Elizabeth Wurtzel, the author of “Prozac Nation,” died Tuesday at the age of 52 from cancer. Wurtzel’s memoir chronicling her experiences with depression was a best-seller, and has been praised for how it helped open dialogue about mental illness. It also sparked conversations about treatment for depression and other mental health challenges, specifically, the use of psychiatric medication.

This hour, our guests discuss the impact of the book, stigma related the mental illness, and how treatment methods have evolved.
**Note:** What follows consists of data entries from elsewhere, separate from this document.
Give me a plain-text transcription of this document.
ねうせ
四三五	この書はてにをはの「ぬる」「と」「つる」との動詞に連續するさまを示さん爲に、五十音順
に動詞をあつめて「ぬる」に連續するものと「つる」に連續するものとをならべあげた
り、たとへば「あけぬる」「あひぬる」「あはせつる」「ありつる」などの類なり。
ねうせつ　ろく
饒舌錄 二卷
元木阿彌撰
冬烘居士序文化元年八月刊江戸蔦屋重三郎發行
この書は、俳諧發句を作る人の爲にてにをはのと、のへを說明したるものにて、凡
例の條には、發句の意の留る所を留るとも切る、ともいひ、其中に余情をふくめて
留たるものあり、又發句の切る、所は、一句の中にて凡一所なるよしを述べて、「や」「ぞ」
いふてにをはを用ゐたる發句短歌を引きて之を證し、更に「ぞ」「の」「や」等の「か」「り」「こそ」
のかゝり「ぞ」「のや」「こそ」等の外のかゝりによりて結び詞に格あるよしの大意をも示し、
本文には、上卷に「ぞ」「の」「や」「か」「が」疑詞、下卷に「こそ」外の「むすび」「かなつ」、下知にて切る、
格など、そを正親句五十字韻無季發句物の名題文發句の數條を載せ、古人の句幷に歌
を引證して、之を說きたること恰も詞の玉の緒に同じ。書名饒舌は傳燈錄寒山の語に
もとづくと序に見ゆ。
In studio:

  • Eric Caine, M.D., former chair of the Department of Psychiatry at the University of Rochester Medical Center
  • Melanie Funchess, director of community engagement for the Mental Health Association of Rochester
  • Jeremy Moule, news editor for CITY Newspaper
  • Jerome Stiller, owner of Thrive Health and Wellness LLC, and In Our Own Voices presenter for the National Alliance on Mental Illness

Psychiatrist Peter Kramer is known for his writing on the social and ethical implications of anti-depressants. His bestseller, “Listening to Prozac,” explored what he called the “remaking of the self,” and how to approach that from medical and humanistic perspectives.

Kramer is currently a clinical professor emeritus of psychiatry and human behavior at Brown University. He’s in town as a guest of the University of Rochester, but first, he joins us on Connections to discuss his work.